Posted by David Gomez

A new study says teens that drink alcohol spend more time on their computers than their peers who don’t drink.

The interesting results of the anonymous survey of 264 teenagers are described in the online edition of the journal Addictive Behaviors. The study is authored by Weill Cornell Medical College public health researcher Dr. Jennifer Epstein.
    
"While the specific factors linking teenage drinking and computer use are not yet established, it seems likely that adolescents are experimenting with drinking and activities on the Internet. In turn, exposure to online material such as alcohol advertising or alcohol-using peers on social networking sites could reinforce teens' drinking," says Dr. Epstein, assistant professor of public health at Weill Cornell Medical College.
    
"Children are being exposed to computers and the Internet at younger ages. For this reason it's important that parents are actively involved in monitoring their children's computer usage, as well as alcohol use. According to a national study conducted by the Pew Internet and American Life Project, more than half of parents of teenagers had filters installed on the computers their child uses to block content parents find objectionable, yet many parents do not use any form of parental monitoring, particularly for older teens," continues Dr. Epstein.
    
The survey was taken by participants who were aged 13 to 17 from the US. The results showed that teens who reported drinking in the last month used a computer more hours per week excluding school work than those who did not; though, there was no demonstrated link between alcohol use and computer use for school work.
    
Booze behavior was also associated with more frequent social networking and listening to and downloading music. No strong link exists between video games and drinking or online shopping and drinking.  
    
"Going forward, we would like to collect more detailed and longer-term data on adolescent alcohol and computer use, including the degree and duration of their drinking habit," says Dr. Epstein.
    
Teens usually first take a drink of the sauce at age 12 or 13, which is pretty hardcore.

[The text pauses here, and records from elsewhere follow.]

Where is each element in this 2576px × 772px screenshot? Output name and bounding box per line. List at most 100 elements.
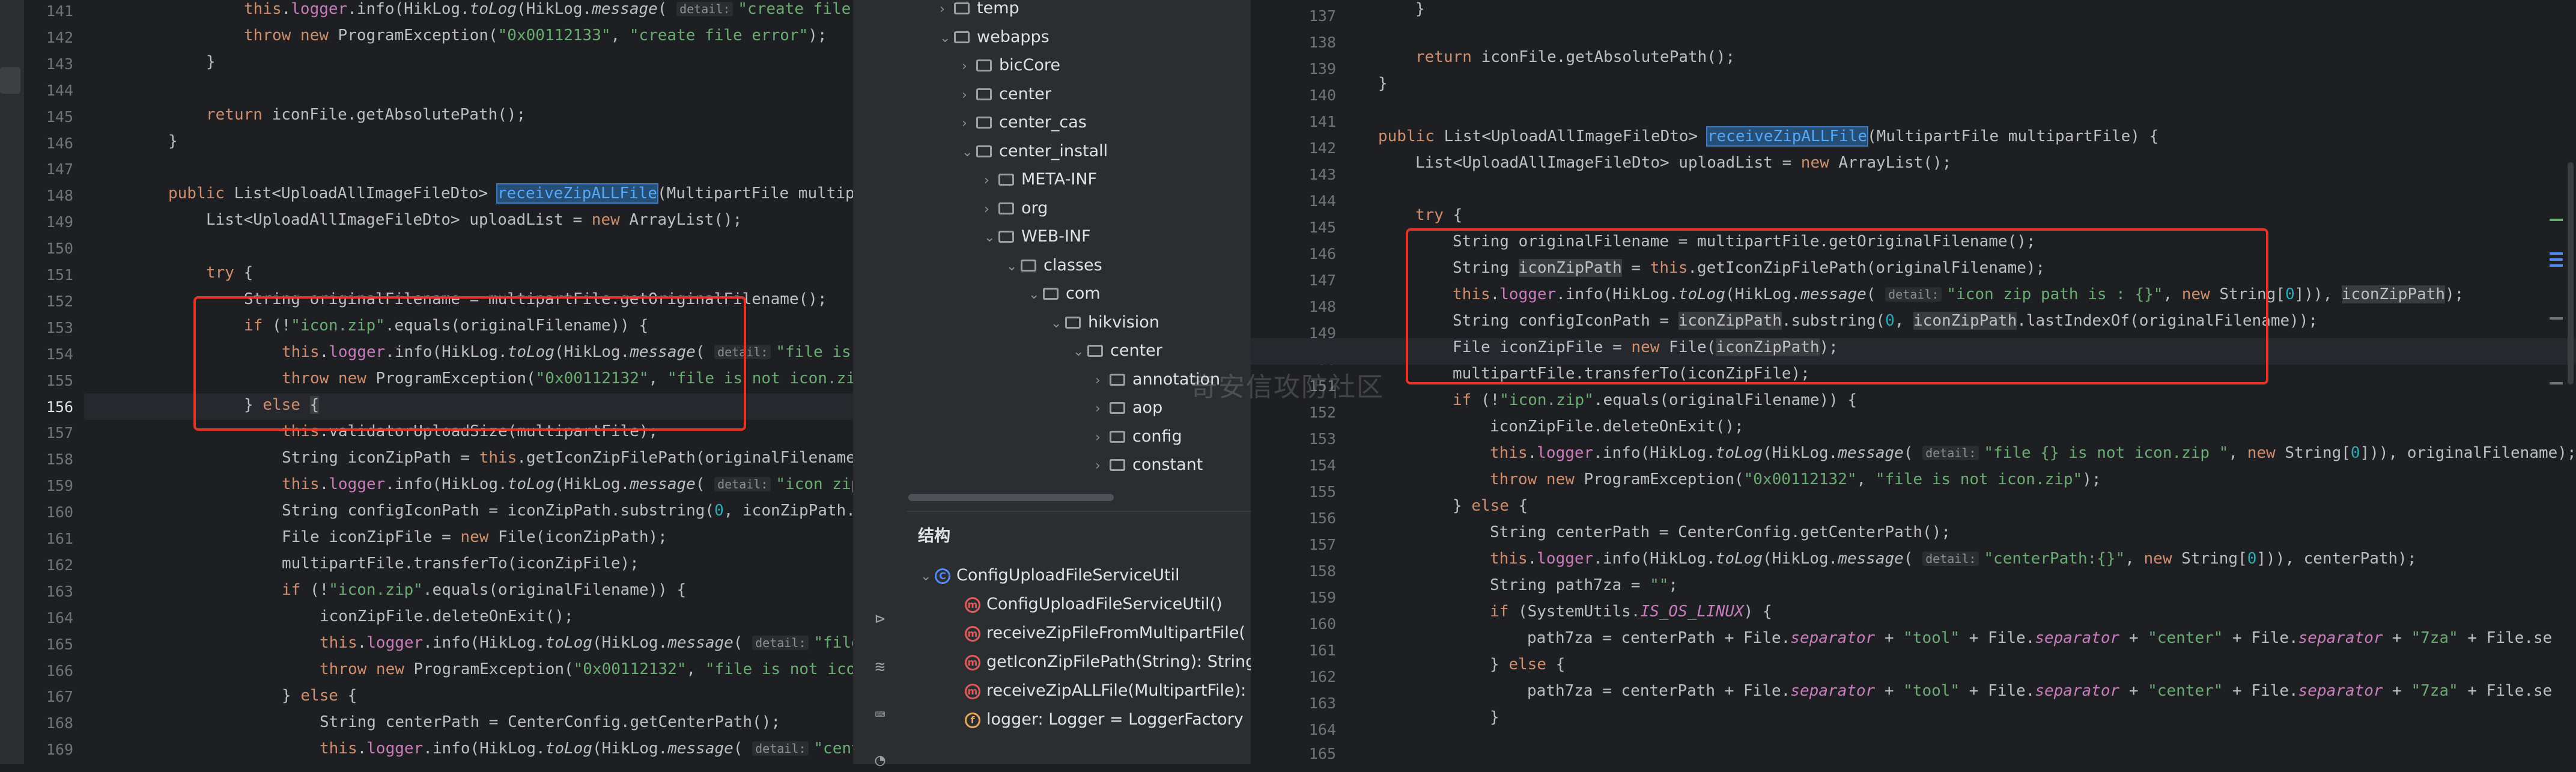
chevron-right-icon[interactable]: › (1095, 401, 1110, 416)
annotation-box-left (193, 296, 746, 431)
chevron-right-icon[interactable]: › (962, 88, 976, 103)
line-number: 145 (1308, 219, 1336, 236)
code-line-141: this.logger.info(HikLog.toLog(HikLog.mes… (244, 0, 851, 18)
tree-item[interactable]: ⌄ classes (1006, 256, 1102, 275)
line-number: 142 (46, 28, 73, 46)
structure-class[interactable]: ⌄ C ConfigUploadFileServiceUtil (920, 566, 1180, 585)
structure-member[interactable]: m receiveZipFileFromMultipartFile( (965, 624, 1245, 642)
chevron-down-icon[interactable]: ⌄ (940, 31, 954, 46)
chevron-down-icon[interactable]: ⌄ (1073, 344, 1087, 359)
code-line-159: this.logger.info(HikLog.toLog(HikLog.mes… (282, 475, 853, 493)
line-number: 146 (1308, 245, 1336, 263)
method-icon: m (965, 597, 980, 613)
code-line-163: if (!"icon.zip".equals(originalFilename)… (282, 581, 687, 599)
folder-icon (976, 117, 992, 129)
editor-scrollbar-thumb[interactable] (2568, 162, 2574, 384)
line-number: 157 (46, 424, 73, 442)
structure-member-label: receiveZipFileFromMultipartFile( (986, 624, 1245, 642)
tree-item-label: temp (977, 0, 1019, 17)
rcode-line-154: this.logger.info(HikLog.toLog(HikLog.mes… (1490, 444, 2576, 462)
line-number: 152 (46, 292, 73, 310)
structure-member[interactable]: f logger: Logger = LoggerFactory (965, 710, 1244, 729)
chevron-right-icon[interactable]: › (1095, 458, 1110, 473)
line-number: 157 (1308, 536, 1336, 553)
chevron-right-icon[interactable]: › (962, 59, 976, 74)
line-number: 144 (46, 81, 73, 99)
chevron-right-icon[interactable]: › (1095, 430, 1110, 445)
tree-item[interactable]: › org (984, 199, 1048, 217)
chevron-right-icon[interactable]: › (984, 202, 998, 217)
folder-icon (976, 88, 992, 100)
chevron-down-icon[interactable]: ⌄ (1006, 259, 1021, 274)
tree-item[interactable]: ⌄ center_install (962, 142, 1108, 160)
line-number: 143 (46, 55, 73, 73)
rcode-line-156: } else { (1453, 497, 1528, 515)
chevron-down-icon[interactable]: ⌄ (920, 569, 935, 584)
chevron-right-icon[interactable]: › (984, 173, 998, 188)
tree-item[interactable]: › center (962, 85, 1051, 103)
line-number: 145 (46, 108, 73, 126)
chevron-right-icon[interactable]: › (940, 2, 954, 17)
rcode-line-163: path7za = centerPath + File.separator + … (1527, 682, 2553, 700)
problems-icon[interactable]: ◔ (868, 748, 892, 772)
rcode-line-153: iconZipFile.deleteOnExit(); (1490, 418, 1744, 436)
tree-scrollbar[interactable] (908, 494, 1114, 501)
tree-item[interactable]: › aop (1095, 398, 1162, 417)
chevron-right-icon[interactable]: › (1095, 373, 1110, 388)
chevron-right-icon[interactable]: › (962, 116, 976, 131)
folder-icon (998, 231, 1014, 243)
structure-member[interactable]: m receiveZipALLFile(MultipartFile): (965, 681, 1246, 700)
layers-icon[interactable]: ≋ (868, 655, 892, 679)
tree-item[interactable]: ⌄ center (1073, 341, 1162, 360)
chevron-down-icon[interactable]: ⌄ (1028, 287, 1043, 302)
strip-marker (0, 67, 20, 94)
field-icon: f (965, 713, 980, 728)
tree-item[interactable]: ⌄ hikvision (1051, 313, 1159, 332)
line-number: 161 (1308, 642, 1336, 659)
folder-icon (1021, 259, 1036, 272)
folder-icon (1065, 316, 1081, 329)
left-code-editor[interactable]: 141 142 143 144 145 146 147 148 149 150 151 152 153 1… (24, 0, 853, 764)
code-line-168: String centerPath = CenterConfig.getCent… (320, 713, 781, 731)
code-line-161: File iconZipFile = new File(iconZipPath)… (282, 528, 667, 546)
tree-item[interactable]: › constant (1095, 455, 1203, 474)
code-line-169: this.logger.info(HikLog.toLog(HikLog.mes… (320, 740, 853, 758)
tree-item[interactable]: › center_cas (962, 113, 1087, 132)
structure-member[interactable]: m ConfigUploadFileServiceUtil() (965, 595, 1223, 613)
structure-member[interactable]: m getIconZipFilePath(String): String (965, 652, 1251, 671)
chevron-down-icon[interactable]: ⌄ (984, 230, 998, 245)
chevron-down-icon[interactable]: ⌄ (962, 145, 976, 160)
method-icon: m (965, 684, 980, 699)
structure-class-name: ConfigUploadFileServiceUtil (956, 566, 1180, 585)
chevron-down-icon[interactable]: ⌄ (1051, 316, 1065, 331)
code-line-160: String configIconPath = iconZipPath.subs… (282, 502, 853, 520)
line-number: 164 (46, 609, 73, 627)
right-code-editor[interactable]: 137 138 139 140 141 142 143 144 145 146 147 148 149 1… (1251, 0, 2576, 764)
line-number: 162 (46, 556, 73, 574)
services-icon[interactable]: ⊳ (868, 607, 892, 631)
line-number: 146 (46, 134, 73, 152)
terminal-icon[interactable]: ⌨ (868, 703, 892, 727)
folder-icon (954, 2, 970, 14)
structure-member-label: ConfigUploadFileServiceUtil() (986, 595, 1223, 613)
line-number: 165 (46, 635, 73, 653)
line-number: 151 (46, 266, 73, 284)
rcode-line-139: return iconFile.getAbsolutePath(); (1415, 48, 1736, 66)
tree-item[interactable]: › config (1095, 427, 1182, 446)
tree-item[interactable]: ⌄ webapps (940, 28, 1050, 46)
tree-item[interactable]: ⌄ WEB-INF (984, 227, 1091, 246)
line-number: 154 (46, 345, 73, 363)
rcode-line-155: throw new ProgramException("0x00112132",… (1490, 470, 2101, 488)
tree-item-label: bicCore (999, 56, 1060, 74)
tree-item[interactable]: › META-INF (984, 170, 1097, 189)
class-icon: C (935, 568, 950, 584)
tree-item-label: classes (1043, 255, 1102, 275)
rcode-line-145: try { (1415, 206, 1463, 224)
code-line-146: } (168, 132, 178, 150)
code-line-158: String iconZipPath = this.getIconZipFile… (282, 449, 853, 467)
tree-item[interactable]: ⌄ com (1028, 284, 1101, 303)
tree-item[interactable]: › temp (940, 0, 1019, 17)
tree-item[interactable]: › bicCore (962, 56, 1060, 74)
tree-item-label: config (1132, 427, 1182, 446)
line-number: 156 (46, 398, 73, 416)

Obviously there are also family risk factors in play which include careless parental supervision and bad communication, family conflicts, inconsistent or harsh discipline and a family history of alcohol or drug abuse.
    
"Parents may also need to reinforce their family ground rules on alcohol use and computer use," Dr. Epstein says.
    
"This is an innovative study that is an important first step to understanding the potential impact that the Internet and new media may have on today's youth," says Dr. Gil Botvin, professor of public health and chief of the Division of Prevention and Health Behavior at Weill Cornell Medical College. "The Internet offers a wealth of information and opportunities for intellectual and social enrichment. However, it is becoming clear that there may also be a downside to Internet use. More systematic research is needed to better understand to those potential dangers and how to combat them."
    
Come on now, do people out there reading this really think its computers that are somehow causing the teenage drinking? Sure the data from the survey shows that the kids who drink are linked to more computer usage, but it doesn’t take Ivy League doctors to understand that its bad parenting that’s the cause of teen drinking.
    
It really sounds like these medical researchers might think that the Internet is somehow causing drinking in teens. That’s a complicated cause of a really simple problem. If you are a crappy parent and you don’t check in on your kids, they will probably do lots of things. They will use the Internet all the time if you don’t make them go outside. If you continue to neglect them, they might end up drinking and using the computer.
    
The kids who drank were linked to more computer usage. Most of those kids probably have crappy parents. We are a world filled with bad parents and plenty of technological distractions.